Mme [K] [E] conclut à la recevabilité de cette demande, laquelle ne constitue pas un appel incident.
Sur ce,
Au même titre que les prétentions relatives à l’indemnité d’occupation du bien de [Localité 15], cette disposition n’ayant pas fait l’objet de l’appel incident formé par l’intimée dans ses premières conclusions, les dernières conclusions de Mme [K] [E], portant appel incident de ce chef doivent être déclarées irrecevables.
Au fond, il reviendra à la cour de statuer sur le bien fondé des prétentions des parties.

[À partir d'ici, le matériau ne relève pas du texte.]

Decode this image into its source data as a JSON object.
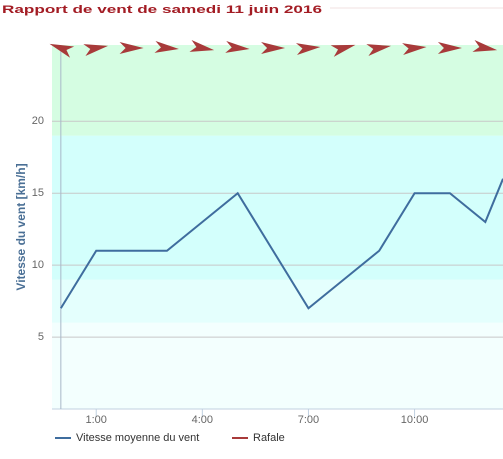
{
  "chart_data": {
    "type": "line",
    "title": "Rapport de vent de samedi 11 juin 2016",
    "y_label": "Vitesse du vent [km/h]",
    "x": [
      0,
      1,
      2,
      3,
      4,
      5,
      6,
      7,
      8,
      9,
      10,
      11,
      12,
      12.5
    ],
    "xlim": [
      -0.25,
      12.5
    ],
    "xticks": [
      {
        "value": 1,
        "label": "1:00"
      },
      {
        "value": 4,
        "label": "4:00"
      },
      {
        "value": 7,
        "label": "7:00"
      },
      {
        "value": 10,
        "label": "10:00"
      }
    ],
    "ylim": [
      0,
      25.3
    ],
    "yticks": [
      5,
      10,
      15,
      20
    ],
    "grid": true,
    "bands": [
      {
        "from": 0,
        "to": 6,
        "color": "#f3fffe"
      },
      {
        "from": 6,
        "to": 9,
        "color": "#e4fffd"
      },
      {
        "from": 9,
        "to": 19,
        "color": "#d3fffc"
      },
      {
        "from": 19,
        "to": 25.3,
        "color": "#d5fde2"
      }
    ],
    "series": [
      {
        "name": "Vitesse moyenne du vent",
        "color": "#3f6d9e",
        "values": [
          7,
          11,
          11,
          11,
          13,
          15,
          11,
          7,
          9,
          11,
          15,
          15,
          13,
          16
        ]
      },
      {
        "name": "Rafale",
        "color": "#a83a3a",
        "x": [
          0,
          1,
          2,
          3,
          4,
          5,
          6,
          7,
          8,
          9,
          10,
          11,
          12
        ],
        "directions": [
          200,
          -10,
          0,
          5,
          10,
          5,
          0,
          -5,
          -15,
          -10,
          -5,
          0,
          10
        ]
      }
    ]
  }
}
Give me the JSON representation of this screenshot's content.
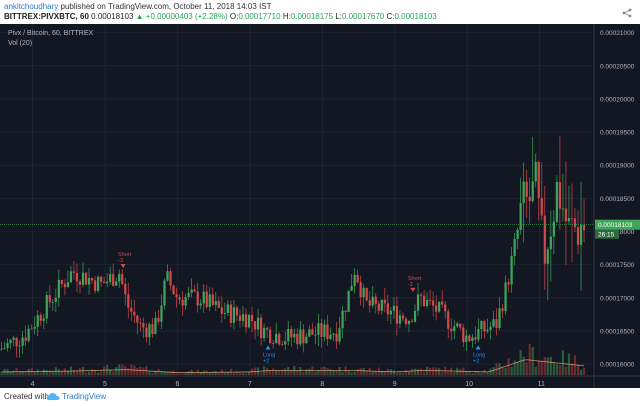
{
  "header": {
    "author": "ankitchoudhary",
    "published_text": "published on TradingView.com, October 11, 2018 14:03 IST",
    "symbol": "BITTREX:PIVXBTC, 60",
    "last_price": "0.00018103",
    "change": "▲ +0.00000403 (+2.28%)",
    "open_label": "O:",
    "open": "0.00017710",
    "high_label": "H:",
    "high": "0.00018175",
    "low_label": "L:",
    "low": "0.00017670",
    "close_label": "C:",
    "close": "0.00018103"
  },
  "legend": {
    "title": "Pivx / Bitcoin, 60, BITTREX",
    "indicator": "Vol (20)"
  },
  "footer": {
    "created_with": "Created with",
    "brand": "TradingView"
  },
  "colors": {
    "background": "#131722",
    "grid": "#1f2a3d",
    "up": "#3fa55a",
    "down": "#d2494a",
    "vol_up": "#2b5a3a",
    "vol_down": "#6b2a2e",
    "vol_ma": "#c6926a",
    "price_line": "#3fa55a",
    "long_signal": "#2196f3",
    "short_signal": "#d2494a"
  },
  "chart_data": {
    "type": "candlestick",
    "x_ticks": [
      "4",
      "5",
      "6",
      "7",
      "8",
      "9",
      "10",
      "11"
    ],
    "y_ticks": [
      "0.00016000",
      "0.00016500",
      "0.00017000",
      "0.00017500",
      "0.00018000",
      "0.00018500",
      "0.00019000",
      "0.00019500",
      "0.00020000",
      "0.00020500",
      "0.00021000"
    ],
    "ylim": [
      0.0001582,
      0.000211
    ],
    "xlim": [
      3.55,
      11.75
    ],
    "current_price_label": "0.00018103",
    "countdown_label": "26:15",
    "current_price": 0.00018103,
    "ohlc_keypoints": [
      [
        3.55,
        0.0001622
      ],
      [
        3.9,
        0.0001645
      ],
      [
        4.2,
        0.000169
      ],
      [
        4.55,
        0.000174
      ],
      [
        4.95,
        0.000172
      ],
      [
        5.2,
        0.0001738
      ],
      [
        5.3,
        0.000169
      ],
      [
        5.5,
        0.0001655
      ],
      [
        5.7,
        0.0001655
      ],
      [
        5.85,
        0.000173
      ],
      [
        6.0,
        0.00017
      ],
      [
        6.3,
        0.00017
      ],
      [
        6.6,
        0.000168
      ],
      [
        7.0,
        0.000167
      ],
      [
        7.2,
        0.000165
      ],
      [
        7.5,
        0.000164
      ],
      [
        7.8,
        0.0001645
      ],
      [
        8.2,
        0.000165
      ],
      [
        8.35,
        0.00017
      ],
      [
        8.45,
        0.0001745
      ],
      [
        8.6,
        0.000169
      ],
      [
        8.9,
        0.000168
      ],
      [
        9.2,
        0.000167
      ],
      [
        9.35,
        0.00017
      ],
      [
        9.6,
        0.000168
      ],
      [
        9.8,
        0.000166
      ],
      [
        10.0,
        0.000164
      ],
      [
        10.2,
        0.000165
      ],
      [
        10.4,
        0.000166
      ],
      [
        10.55,
        0.000172
      ],
      [
        10.75,
        0.000183
      ],
      [
        10.95,
        0.000186
      ],
      [
        11.05,
        0.000176
      ],
      [
        11.25,
        0.000187
      ],
      [
        11.4,
        0.00018
      ],
      [
        11.6,
        0.000181
      ]
    ],
    "volume_keypoints": [
      [
        3.55,
        0.2
      ],
      [
        4.5,
        0.25
      ],
      [
        5.3,
        0.35
      ],
      [
        6.0,
        0.15
      ],
      [
        7.0,
        0.2
      ],
      [
        7.3,
        0.3
      ],
      [
        8.4,
        0.3
      ],
      [
        9.0,
        0.2
      ],
      [
        9.4,
        0.3
      ],
      [
        10.3,
        0.2
      ],
      [
        10.8,
        1.0
      ],
      [
        11.2,
        0.8
      ],
      [
        11.6,
        0.6
      ]
    ],
    "signals": [
      {
        "label": "Short\n-3",
        "x": 5.25,
        "price": 0.0001748,
        "side": "short"
      },
      {
        "label": "Long\n+2",
        "x": 7.25,
        "price": 0.0001625,
        "side": "long"
      },
      {
        "label": "Short\n-2",
        "x": 9.25,
        "price": 0.0001712,
        "side": "short"
      },
      {
        "label": "Long\n+2",
        "x": 10.15,
        "price": 0.0001625,
        "side": "long"
      }
    ]
  }
}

Sur les dépens et l’article 700 du code de procédure civile :
Mme [K] [E] qui succombe en l’incident sera condamnée aux entiers dépens de l’instance, ainsi qu’à verser à Mme [O] [W] la somme de 1 500 euros au titre de l’article 700 du cod de procédure civile.
PAR CES MOTIFS,
DECLARE le conseiller de la mise en état compétent pour statuer sur l’incident ;
DECLARE irrecevables les conclusions de l’intimée notifiées par RPVA le 25 avril 2025, en ce qu’elles forment appel incident du jugement déféré, en ce qu’il a :
— dit que Mme [O] [W] est redevable envers l’indivision successorale d’une indemnité d’occupation au titre de son occupation privative du bien immobilier situé [Adresse 3] à [Localité 16] pour les périodes de 16 décembre 2014 au 3 mars 2015, puis depuis le 5 novembre 2021 jusqu’à remise effective des clés de ce bien à la coindivisaire et ce avec intérêt au taux légal à compter de la présente décision,
— débouté Mme [O] [W] de sa demande de prise en compte des sommes avancées par Mme [O] [W] pour le compte de l’indivision ;
CONDAMNE Mme [K] [E] aux entiers dépens de l’incident ;
La CONDAMNE à verser à Mme [O] [W] la somme de 1 500 euros au titre de l’article 700 du code de procédure civile ;
RENVOIE les parties à l’audience de plaidoirie du 13 janvier 2026, avec clôture des débats en date du 16 décembre 2025.
Signée par Hélène MORNET, Magistrat chargé de la Mise en Etat et par le Greffier.